I(50F) have a healthy kink forward sex life. I love younger men and while I am not hot I do alright for myself.

When I met my current FWB(M29) I immediately thought he was especially attractive. There is nothing about him physically that I don’t like. He’s like a hot nerdy guy with glasses and muscles. We have great sex and unlike a lot of my other casual relationships we engage in long post-coital pillowtalk.

At first the talk was sexy stuff, then regular life stuff and then it slipped into vulnerable, intimacy stuff. Obviously this is where I fucked up… And talking everyday probably didn’t help.

I’ve suspected I caught feelings for him and told myself not to contact him. I miss him. I miss him more than what is healthy and I feel silly for getting myself this emotionally invested in a throwaway relationship.

I hoping he doesn’t notice me stepping back. I still want to sleep with him but I think our dynamic needs to change.

I think I should find another lover as well, that would help right?

2 comments
  1. Okay, so…

    “Friends” with benefits.

    Read that again.

    What do friends talk about?

    Can you have feelings for your friends?
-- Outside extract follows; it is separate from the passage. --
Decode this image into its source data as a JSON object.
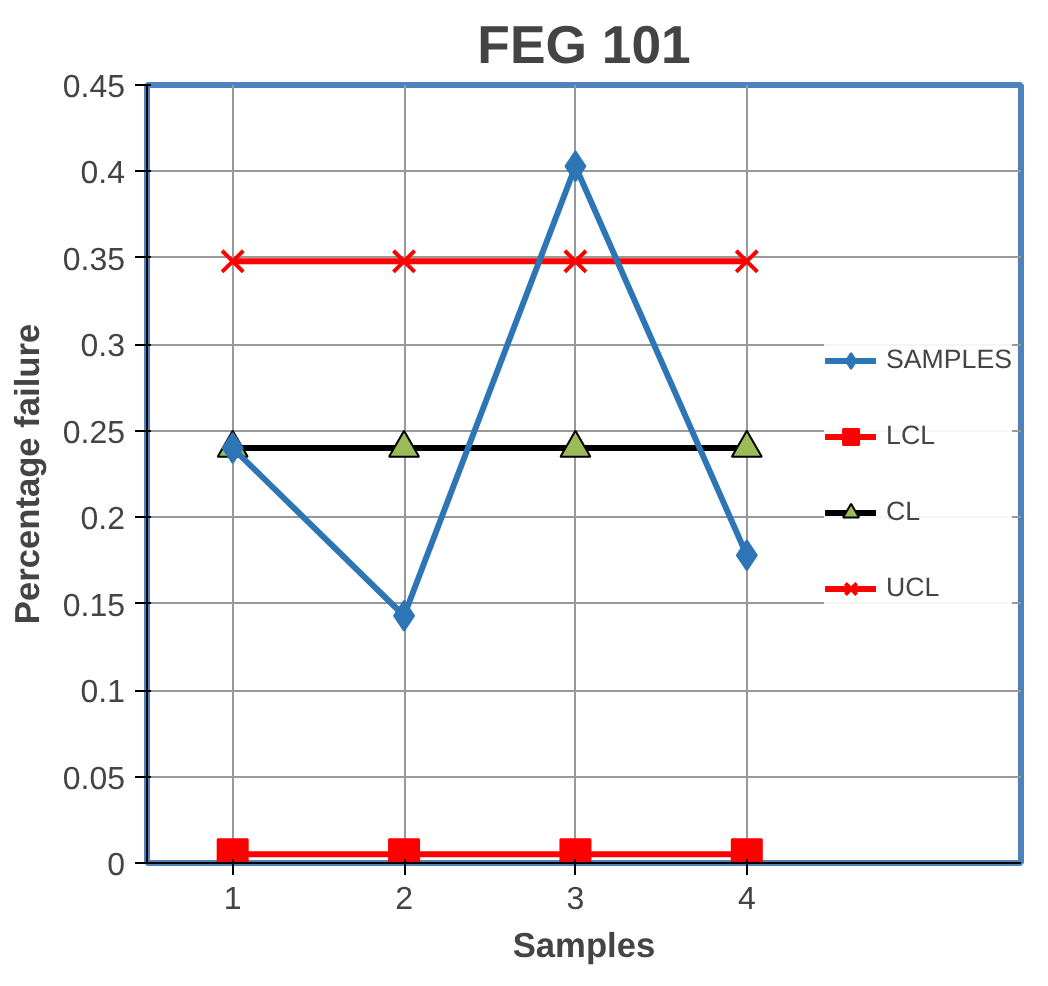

Yes.

    What you need to do is sit down with *your feelings* and see if you’re confusing friendship-intimacy with romantic-intimacy.

    And maybe you are, and maybe you aren’t. But once you *know* you can have a rational discussion with your FWB. And talk about how you feel. And what you think you want.

    Just … running away from the feelings doesn’t help you, long term, and it sets up patterns of behaviour that aren’t helpful to you or your partners.

    ​

    Be open. Be honest. Be present.

    and most of all, be accepting of yourself, and of your partners reactions.

  2. Just be honest. Tell him you love the FWB stuff but were catching feelings and so need to ease up on the vulnerable intimacy and long pillow talks.